Decentralized autonomous distribution of rewards for infrastructure is the only way forward. It must be easy with the least overhead to participate. It most cost NOTHING but skin in the game to vote. I buy my skin in the game, stake, vote, no overhead needed. Once you charge people to vote, you exclude smaller participants and force them to relinquish their voting power to those mining/staking pools which are most dominant and trusted.

When compared to a witness on DPOS, the problem with mining pools is that your average person can't just become a large-sized mining pool with at least some influence over the network, but your average person can become a witness. Meaning, your average person does not have the resources to support a multimillion/billion-dollar mining operation. The legal tape required to deal with handling other people's resources, the cost to operate such an operation, and the connections needed to have land/resources to sustain the operation pretty much cut out 99% of avg people.

DPOS, on the other hand, the nodes are lightweight to run, very cheap to operate, and anyone can "throw" their hat in the ring regardless of their personal stake. This means you get voted in based on your merit, not your resources. DPOS offers the most diverse set of node operators compared to any other governance model.

The goal of web3.

Account ownership; separating being the product from interacting with the service. - When you interact with web 2, you have zero leverage. Every service you use owns the assets.

The technology.

Layer 1 blockchains are slow on the first layer due to blocksize or too many processes being done on the base layer, IE smart contracts, token transfers, metadata, etc.

However, with a expensive to use base layer, sidechains become centralized.
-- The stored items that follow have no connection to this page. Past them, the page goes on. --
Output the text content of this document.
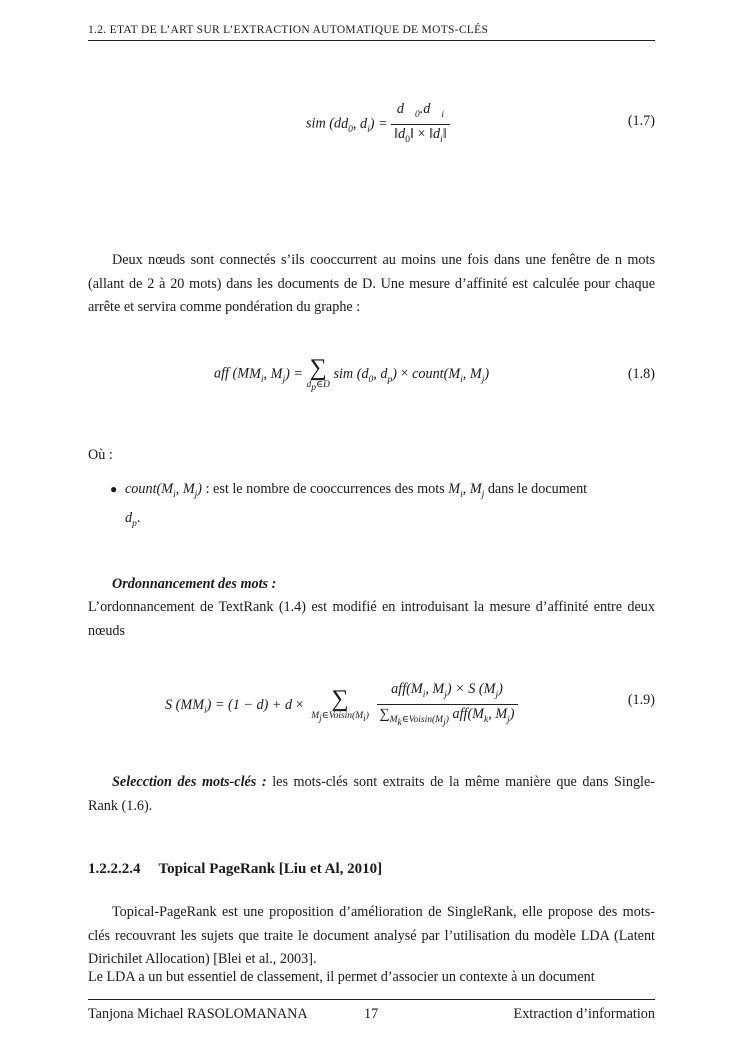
1.2. ETAT DE L’ART SUR L’EXTRACTION AUTOMATIQUE DE MOTS-CLÉS
sim ($dd_0$, $d_i) = \frac{d⃗_0.d⃗_i}{‖d_0‖ \times ‖d_i‖}$	(1.7)
Deux nœuds sont connectés s’ils cooccurrent au moins une fois dans une fenêtre de n mots (allant de 2 à 20 mots) dans les documents de D. Une mesure d’affinité est calculée pour chaque arrête et servira comme pondération du graphe :
aff ($MM_i$, $M_j$) = ∑
$d_p\in D$
sim ($d_0$, $d_p$) × $count(M_i$, $M_j$)	(1.8)
Où :
● $count(M_i$, $M_j$) : est le nombre de cooccurrences des mots $M_i$, $M_j$ dans le document
$d_p$.
Ordonnancement des mots :
L’ordonnancement de TextRank (1.4) est modifié en introduisant la mesure d’affinité entre deux nœuds
S $(MM_i) = (1 - d) + d$ ×	∑
$M_j\in Voisin(M_i)$
$\frac{aff(M_i, M_j) \times S (M_j)}{\sum_{M_k\in Voisin(M_j)} aff(M_k, M_j)}$	(1.9)
Selecction des mots-clés : les mots-clés sont extraits de la même manière que dans Single-Rank (1.6).
1.2.2.2.4 Topical PageRank [Liu et Al, 2010]
Topical-PageRank est une proposition d’amélioration de SingleRank, elle propose des mots-clés recouvrant les sujets que traite le document analysé par l’utilisation du modèle LDA (Latent Dirichilet Allocation) [Blei et al., 2003].
Le LDA a un but essentiel de classement, il permet d’associer un contexte à un document
Tanjona Michael RASOLOMANANA	17	Extraction d’information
The more expensive it is to interact with the main chain, the more reliant you become on sidechains to package transactions. The most efficient sidechains in this scenario will be centralised to a large degree.

*To achieve scale, we would need to separate each part of the system to fit everything into one place.

The most important aspect of blockchain is immutable record-keeping. You want your coin balance, account name, community list, and all of your text data immutable.

Smart contracts can be on a second layer. Since posting data to blockchain is very cheap, having layer 2's is much easier and safer in cenorship resistance.

Coins should be evenly distributed as possible. Having one small group or groups earn coins, overtime turns into an oligarchy. To maximize coin distribution, one must think of the nodes running the network and the network effect at large. The goal would be to have the ability to have ways to earn coins from as many different areas as possible, maximizing value and minimizing exploit.

Images & videos can be on another layer. The best thing you can do with blockchain is borderless micropayments. With this foundation, you can reward people for storing data worldwide in a frictionless way. Using p2p networks combined with blockchain reward mechanisms, you can now reward anyone anywhere.